Self-reliance and sustainability in the 21st century.
Tom and I continue to move across the country at 60 to 70 miles per day, taking Sundays off for spiritual, physical, and mental renewal. Since my last post we have traveled 1,270 miles, gone through Montana and North Dakota, and tomorrow we will leave Minnesota behind. Every place we stop, people ask why we are doing this. For me it is meeting people and seeing the country gradually change as I slowly pedal on the prescribed route.
I have seen the lush, green pine-studded forests of western Oregon and Washington change to the rocky scrub brush and sage on the eastern side, more resembling Wyoming than any mental image that I previously possessed. I saw Montana go from the green mountains and valleys of the Bitterroots to the dry arid ranch land many people tried unsuccessfully to homestead in the late 1800s and early 1900s. Western North Dakota reminded me a lot of the South Dakota Badlands, and, as we progressed eastward, it became more green and fertile with wheat and hay fields. Minnesota is flatter by far than the other states we rode through, but the unseasonably cold weather caught us off guard.
Every state has its own special beauty, every city has its own special character, and every person has given us their own special brand of warmth and blessing. I just hope that we are leaving something equally special behind for them to be blessed with.

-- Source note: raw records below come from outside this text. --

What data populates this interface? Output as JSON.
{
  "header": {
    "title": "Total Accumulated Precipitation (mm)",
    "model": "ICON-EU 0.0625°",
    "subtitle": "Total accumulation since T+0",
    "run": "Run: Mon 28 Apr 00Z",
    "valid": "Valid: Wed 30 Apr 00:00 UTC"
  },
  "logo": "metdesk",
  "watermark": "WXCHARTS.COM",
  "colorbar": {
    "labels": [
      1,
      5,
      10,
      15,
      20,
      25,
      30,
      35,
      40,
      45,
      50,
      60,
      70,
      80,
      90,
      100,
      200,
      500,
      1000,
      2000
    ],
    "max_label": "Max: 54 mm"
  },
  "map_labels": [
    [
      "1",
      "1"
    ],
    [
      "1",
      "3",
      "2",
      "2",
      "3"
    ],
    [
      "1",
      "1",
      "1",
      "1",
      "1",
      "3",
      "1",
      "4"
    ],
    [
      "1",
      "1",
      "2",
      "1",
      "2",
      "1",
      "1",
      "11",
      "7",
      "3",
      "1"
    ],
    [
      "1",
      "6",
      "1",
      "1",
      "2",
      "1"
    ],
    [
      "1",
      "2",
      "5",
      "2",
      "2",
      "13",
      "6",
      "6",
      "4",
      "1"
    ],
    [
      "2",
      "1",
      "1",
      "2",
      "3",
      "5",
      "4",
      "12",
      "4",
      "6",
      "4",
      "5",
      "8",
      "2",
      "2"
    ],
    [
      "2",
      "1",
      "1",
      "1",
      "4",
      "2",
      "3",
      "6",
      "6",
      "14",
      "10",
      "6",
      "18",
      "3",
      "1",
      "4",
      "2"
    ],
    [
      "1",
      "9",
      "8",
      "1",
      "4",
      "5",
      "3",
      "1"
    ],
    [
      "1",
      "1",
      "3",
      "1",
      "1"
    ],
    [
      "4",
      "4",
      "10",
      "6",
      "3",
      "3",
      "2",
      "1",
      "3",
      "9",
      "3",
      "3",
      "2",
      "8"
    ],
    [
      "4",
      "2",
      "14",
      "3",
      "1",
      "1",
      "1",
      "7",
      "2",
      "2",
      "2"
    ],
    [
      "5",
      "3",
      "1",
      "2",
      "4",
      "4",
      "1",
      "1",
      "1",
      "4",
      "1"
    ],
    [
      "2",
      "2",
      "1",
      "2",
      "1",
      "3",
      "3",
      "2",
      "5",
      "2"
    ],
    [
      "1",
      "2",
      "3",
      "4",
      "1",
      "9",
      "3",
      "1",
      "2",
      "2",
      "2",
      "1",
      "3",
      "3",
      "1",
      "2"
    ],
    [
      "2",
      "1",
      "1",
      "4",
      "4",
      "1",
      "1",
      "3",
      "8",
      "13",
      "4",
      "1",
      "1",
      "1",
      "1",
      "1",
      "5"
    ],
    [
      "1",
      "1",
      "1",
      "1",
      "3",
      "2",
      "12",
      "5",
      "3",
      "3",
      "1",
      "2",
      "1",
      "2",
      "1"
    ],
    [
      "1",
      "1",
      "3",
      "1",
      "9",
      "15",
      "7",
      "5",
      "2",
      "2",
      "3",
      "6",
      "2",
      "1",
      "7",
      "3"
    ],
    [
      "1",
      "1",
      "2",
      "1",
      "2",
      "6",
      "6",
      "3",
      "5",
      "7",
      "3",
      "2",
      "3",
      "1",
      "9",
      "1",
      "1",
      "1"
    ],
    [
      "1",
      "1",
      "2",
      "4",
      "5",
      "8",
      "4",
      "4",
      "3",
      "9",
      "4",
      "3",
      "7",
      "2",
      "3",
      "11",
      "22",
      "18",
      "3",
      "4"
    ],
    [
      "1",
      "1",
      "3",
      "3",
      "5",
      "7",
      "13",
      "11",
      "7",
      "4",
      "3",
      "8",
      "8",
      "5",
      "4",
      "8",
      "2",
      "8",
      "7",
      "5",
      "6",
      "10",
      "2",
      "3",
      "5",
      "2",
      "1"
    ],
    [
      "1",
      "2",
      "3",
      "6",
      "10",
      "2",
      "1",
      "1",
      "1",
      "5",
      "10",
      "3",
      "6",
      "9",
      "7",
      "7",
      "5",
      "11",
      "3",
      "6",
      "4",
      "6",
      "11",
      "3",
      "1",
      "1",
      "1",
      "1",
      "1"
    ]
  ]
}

We swap biking stories with other riders on the road. There was John, traveling by himself, who was heading to Calgary to visit his son, and Drake, riding for MS, who was going to turn south somewhere in North Dakota and head for southern Texas, and there was Mark, who moved to a small town in North Dakota with plans for opening a bicycle repair business and museum. Mark couldn’t wait to show us a 3-wheeled recumbent that he built and tell us about his idea for manufacturing and selling them.
Then there was 79-year-old Bruce Maynard. Bruce was pushing a 3-wheeled cart, affectionately called Sam, with his traveling supplies down I-94 when we met him. He had been walking around the country for three and a half years promoting Seniors Walking for Health. Next year he wants to walk around Europe doing the same thing.
People in the towns have been wonderful to us. Maybe the “odd” type of bicycle we ride generates an instant conversation point, or maybe seeing two old sweat-stained guys riding cross country creates the questions. Either way, people have gone out of their way to be nice.
There are pastors too numerous to mention who have let us spend the night in their church. There was Leona, a 79-year-old widow, who allowed us to stay in her home for the weekend. Other people have given us tours of their towns, or provided meals, or gone over the top in other ways to touch us with their generosity. Tom and I even helped pull pork from two barbecued pigs in preparation for a free citywide meal offered by one church. Each and everyone of the people we have met, we consider our friends even though our lives touched but for a few brief moments in time. I continue to be humbled by this whole experience.
And yet, every day, we continued to pedal eastward, ever eastward. We leave a small piece of our heart behind when we go, and we have the excitement of what tomorrow will bring, hanging in front of us like the proverbial carrot dangling from the cane pole.